Follow this expert advice for properly billing office visits and hospital admissions Question: My physician saw a patient in our office, and during the visit the physician determined he was going to directly admit this patient to the hospital. The physician dictated the history and physical (H&P) over the phone to the hospital and sent the patient to the hospital. However, the initial face-to-face interaction in the hospital was not done until the next day. Can I bill for the admission even if the physician did not see the patient until the day after the admission? Answer: If a patient is admitted to the hospital by the physician from his office but the physician doesn't see the patient in the hospital that day (performing history, exam and medical decision-making face-to-face the following day), you should report the office visit on the date the physician saw the patient in the office and then bill an initial in-hospital code (99221-CPT 99223 , Initial hospital care, per day, for the evaluation and management of a patient ...) the next day.
Reason: The date of admission to the hospital and the first hospital visit by the physician will not correspond, but this is the proper coding for your scenario. The first day the physician sees the patient in the hospital becomes the initial hospital admission, not the actual day of admission.
-Codes 99221-99223 are not admit codes even though we often call them that,- says Barbara J. Cobuzzi, MBA, CPC, CPC-H, CPC-P, CHCC, president of CRN Healthcare Solutions, a coding and reimbursement consulting firm in Tinton Falls, N.J. -They are described as initial hospital care and do not necessarily have to correlate to the admit date.-
When your physician performs an E/M service in the office and then admits the patient to the hospital and visits him at the hospital on that same day, the proper coding limits the provider to only one E/M per day. So, he would bill only an initial inpatient code (99221-99223) with no billing or payment for the office service. You will not be paid for both an office visit and a hospital initial inpatient visit on the same day.
Coding specifics: You should report an office visit based on whether the patient is a new patient or established patient. For the visit on the second day, choose the appropriate code from 99231-99233 (Subsequent hospital care, per day, for the evaluation and management of a patient ...) based on the level of service the physician provided.

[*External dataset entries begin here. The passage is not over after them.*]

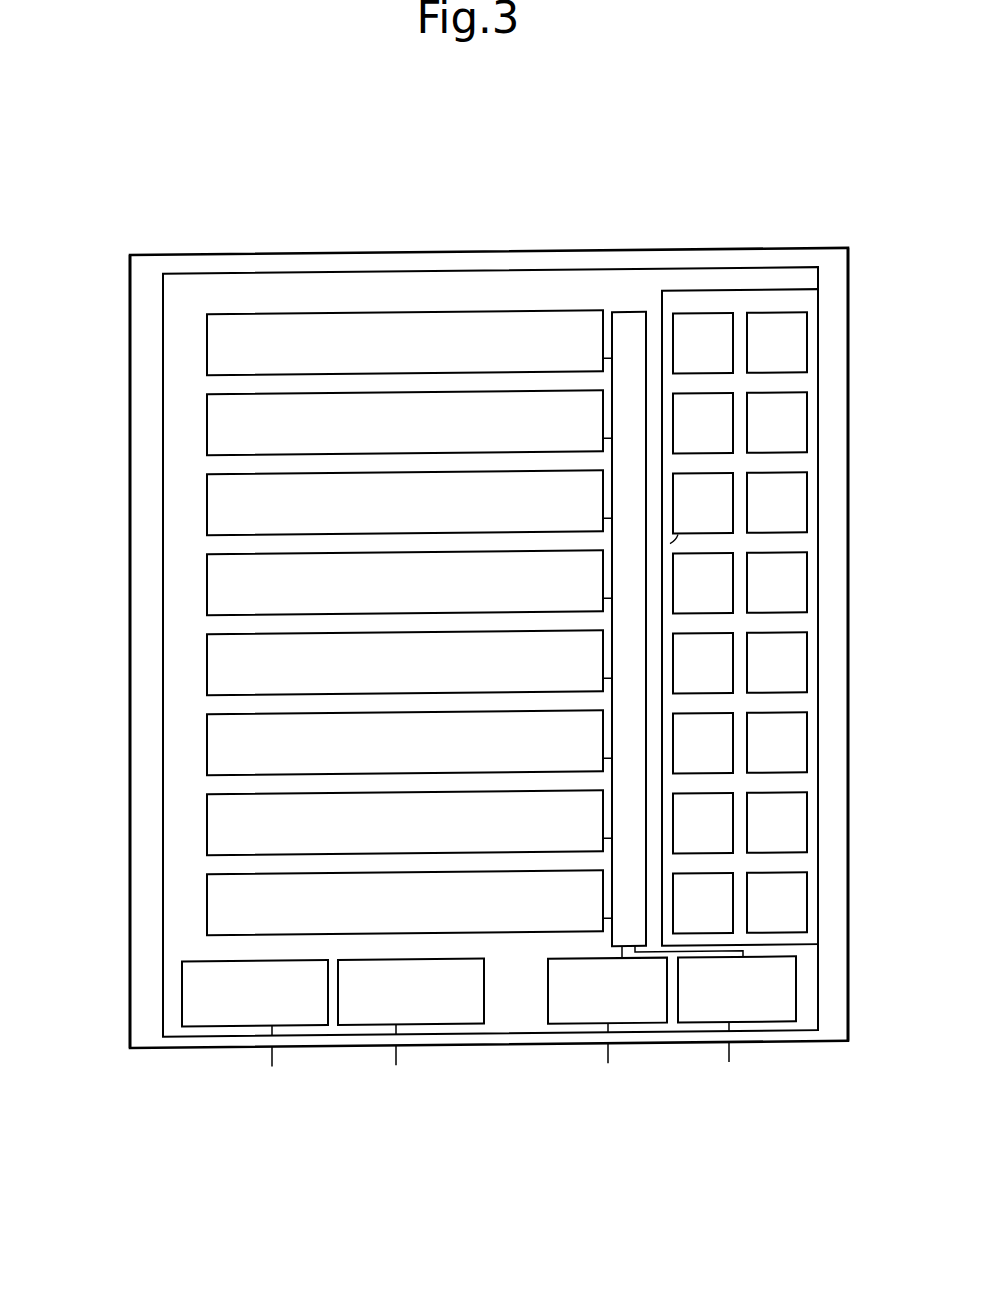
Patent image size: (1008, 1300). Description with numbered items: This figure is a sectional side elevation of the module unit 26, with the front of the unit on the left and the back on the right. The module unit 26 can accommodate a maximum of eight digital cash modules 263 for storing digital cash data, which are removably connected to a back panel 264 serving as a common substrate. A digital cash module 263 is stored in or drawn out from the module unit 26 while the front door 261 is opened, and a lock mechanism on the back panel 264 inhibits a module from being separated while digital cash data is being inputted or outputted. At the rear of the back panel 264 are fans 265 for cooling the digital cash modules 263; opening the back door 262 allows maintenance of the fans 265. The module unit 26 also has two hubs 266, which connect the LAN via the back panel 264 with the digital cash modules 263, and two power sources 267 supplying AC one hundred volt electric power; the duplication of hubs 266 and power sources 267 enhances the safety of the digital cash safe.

The module unit 26 is at (470, 240).
The front door 261 is at (139, 287).
The back door 262 is at (829, 285).
The digital cash module 263 is at (207, 348).
The back panel 264 is at (623, 340).
The fan 265 is at (682, 323).
The hub 266 is at (583, 1030).
The power source 267 is at (182, 1003).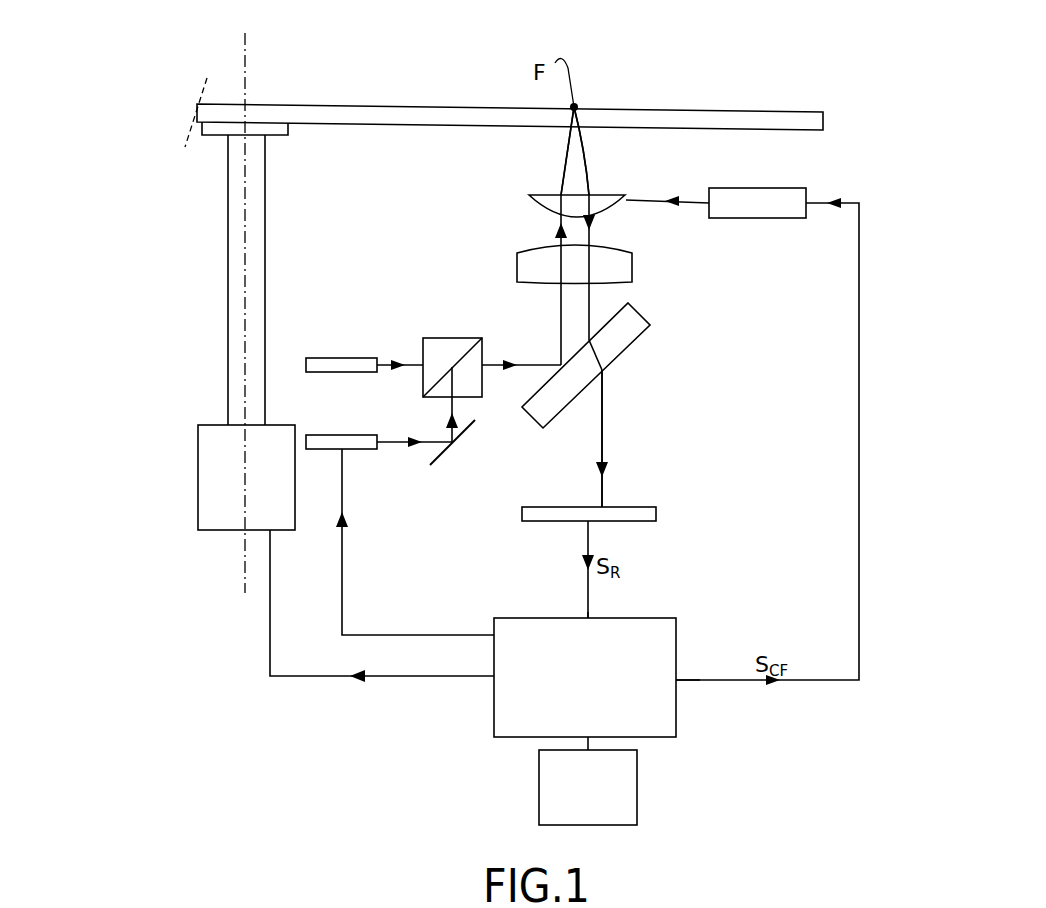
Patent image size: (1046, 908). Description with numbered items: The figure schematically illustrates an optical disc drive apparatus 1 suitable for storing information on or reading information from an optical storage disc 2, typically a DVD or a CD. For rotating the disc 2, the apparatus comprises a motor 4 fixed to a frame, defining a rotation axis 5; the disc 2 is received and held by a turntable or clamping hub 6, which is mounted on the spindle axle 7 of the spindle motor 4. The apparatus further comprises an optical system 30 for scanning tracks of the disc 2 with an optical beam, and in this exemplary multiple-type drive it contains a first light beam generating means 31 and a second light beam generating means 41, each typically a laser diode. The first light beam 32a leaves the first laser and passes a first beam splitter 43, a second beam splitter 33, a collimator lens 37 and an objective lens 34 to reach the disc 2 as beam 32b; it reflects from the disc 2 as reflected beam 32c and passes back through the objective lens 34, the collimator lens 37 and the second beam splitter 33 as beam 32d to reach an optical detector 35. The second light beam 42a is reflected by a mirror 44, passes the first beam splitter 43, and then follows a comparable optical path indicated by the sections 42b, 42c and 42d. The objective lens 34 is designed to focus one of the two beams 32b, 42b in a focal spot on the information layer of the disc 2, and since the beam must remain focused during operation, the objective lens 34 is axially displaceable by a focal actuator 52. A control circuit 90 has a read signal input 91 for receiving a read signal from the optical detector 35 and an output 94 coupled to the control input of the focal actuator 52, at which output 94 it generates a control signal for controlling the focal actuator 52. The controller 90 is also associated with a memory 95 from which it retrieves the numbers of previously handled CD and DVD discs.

The optical disc drive apparatus 1 is at (760, 68).
The optical storage disc 2 is at (426, 105).
The motor 4 is at (246, 477).
The rotation axis 5 is at (245, 563).
The clamping hub 6 is at (213, 136).
The spindle axle 7 is at (228, 240).
The optical system 30 is at (384, 214).
The first light beam generating means 31 is at (330, 357).
The first light beam section 32a is at (388, 360).
The first light beam toward disc 32b is at (539, 236).
The reflected first light beam 32c is at (590, 178).
The first light beam toward detector 32d is at (604, 458).
The second beam splitter 33 is at (638, 343).
The objective lens 34 is at (538, 207).
The optical detector 35 is at (657, 516).
The collimator lens 37 is at (517, 265).
The second light beam generating means 41 is at (352, 435).
The second light beam section 42a is at (410, 440).
The second light beam toward disc 42b is at (562, 178).
The reflected second light beam 42c is at (609, 151).
The second light beam toward detector 42d is at (642, 438).
The first beam splitter 43 is at (456, 338).
The mirror 44 is at (450, 447).
The focal actuator 52 is at (730, 218).
The control circuit 90 is at (597, 674).
The read signal input 91 is at (588, 631).
The output 94 is at (670, 681).
The memory 95 is at (588, 781).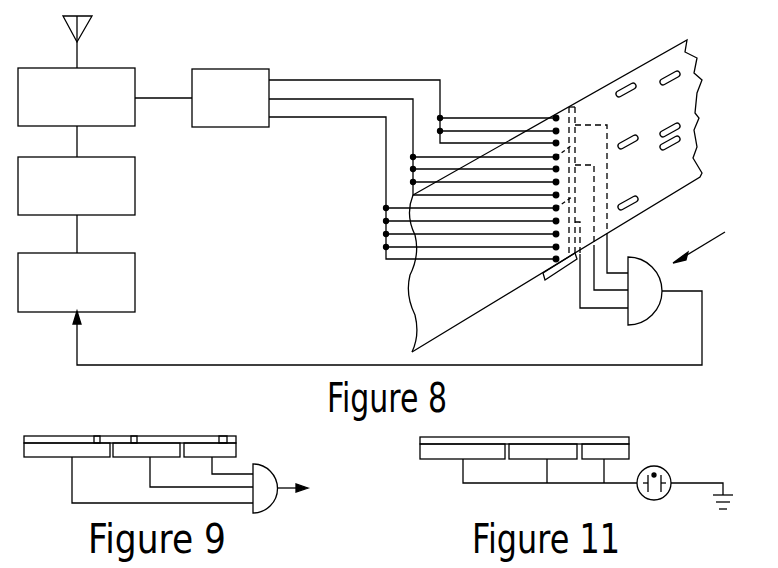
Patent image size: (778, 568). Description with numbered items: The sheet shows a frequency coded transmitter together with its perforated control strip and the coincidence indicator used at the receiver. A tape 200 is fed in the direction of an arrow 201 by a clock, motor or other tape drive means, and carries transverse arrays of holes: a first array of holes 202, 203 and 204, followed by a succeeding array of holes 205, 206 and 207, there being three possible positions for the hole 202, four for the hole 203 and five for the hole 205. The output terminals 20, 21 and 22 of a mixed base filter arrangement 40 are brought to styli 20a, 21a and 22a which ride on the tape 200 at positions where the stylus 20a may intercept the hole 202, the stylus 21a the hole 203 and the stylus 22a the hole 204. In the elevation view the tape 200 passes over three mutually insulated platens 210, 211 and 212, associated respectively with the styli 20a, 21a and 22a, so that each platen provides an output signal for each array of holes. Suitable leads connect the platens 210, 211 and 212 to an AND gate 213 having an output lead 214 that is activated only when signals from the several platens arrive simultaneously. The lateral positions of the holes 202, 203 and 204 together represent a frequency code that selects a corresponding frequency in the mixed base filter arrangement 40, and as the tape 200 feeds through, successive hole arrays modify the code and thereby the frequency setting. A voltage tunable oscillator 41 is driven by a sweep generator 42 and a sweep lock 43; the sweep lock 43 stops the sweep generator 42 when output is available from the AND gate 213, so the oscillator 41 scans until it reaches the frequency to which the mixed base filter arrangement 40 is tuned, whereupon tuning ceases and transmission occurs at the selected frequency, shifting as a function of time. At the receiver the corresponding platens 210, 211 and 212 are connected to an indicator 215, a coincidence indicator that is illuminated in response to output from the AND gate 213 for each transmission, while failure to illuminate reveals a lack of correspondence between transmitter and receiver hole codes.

In FIG. 8, the output terminal 20 is at (366, 80).
In FIG. 8, the output terminal 21 is at (316, 99).
In FIG. 8, the output terminal 22 is at (364, 118).
In FIG. 8, the stylus 20a is at (567, 124).
In FIG. 9, the stylus 20a is at (60, 435).
In FIG. 8, the stylus 21a is at (558, 157).
In FIG. 8, the stylus 22a is at (547, 268).
In FIG. 8, the mixed base filter arrangement 40 is at (232, 69).
In FIG. 8, the voltage tunable oscillator 41 is at (95, 68).
In FIG. 8, the sweep generator 42 is at (110, 216).
In FIG. 8, the sweep lock 43 is at (110, 313).
In FIG. 8, the tape 200 is at (656, 212).
In FIG. 9, the tape 200 is at (172, 436).
In FIG. 8, the arrow 201 is at (702, 253).
In FIG. 8, the hole 202 is at (619, 92).
In FIG. 9, the hole 202 is at (222, 436).
In FIG. 8, the hole 203 is at (626, 150).
In FIG. 9, the hole 203 is at (134, 436).
In FIG. 8, the hole 204 is at (627, 197).
In FIG. 9, the hole 204 is at (97, 436).
In FIG. 8, the hole 205 is at (683, 70).
In FIG. 8, the hole 206 is at (680, 126).
In FIG. 8, the hole 207 is at (682, 146).
In FIG. 9, the platen 210 is at (55, 459).
In FIG. 11, the platen 210 is at (437, 460).
In FIG. 9, the platen 211 is at (134, 459).
In FIG. 11, the platen 211 is at (530, 460).
In FIG. 9, the platen 212 is at (205, 459).
In FIG. 11, the platen 212 is at (592, 460).
In FIG. 8, the AND gate 213 is at (640, 322).
In FIG. 9, the AND gate 213 is at (268, 470).
In FIG. 9, the output lead 214 is at (283, 487).
In FIG. 11, the indicator 215 is at (672, 476).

Tip: When you use an inpatient care code, you must report the corresponding place of service (POS) code 21 (Inpatient hospital). The POS code on your claim should always be consistent with the site of service indicated in the codes you report. As stated, you cannot bill or be paid for both a hospital admission and an office visit on the same day because the initial hospital inpatient care codes include all the physician's services on that date whether in the office, the emergency department, or the hospital.
Therefore, you should combine all the physician's work and documentation on that one day to determine the appropriate-level initial inpatient care code to cover the office visit, admission services and other nonsurgical treatment that day. You can find more detailed information on this guidance in the CPT manual, says Morgan Hause, CCS, CCS-P, privacy and compliance officer for Urology of Indiana LLC, a 31-urologist, two-urogynecologist practice in Indianapolis.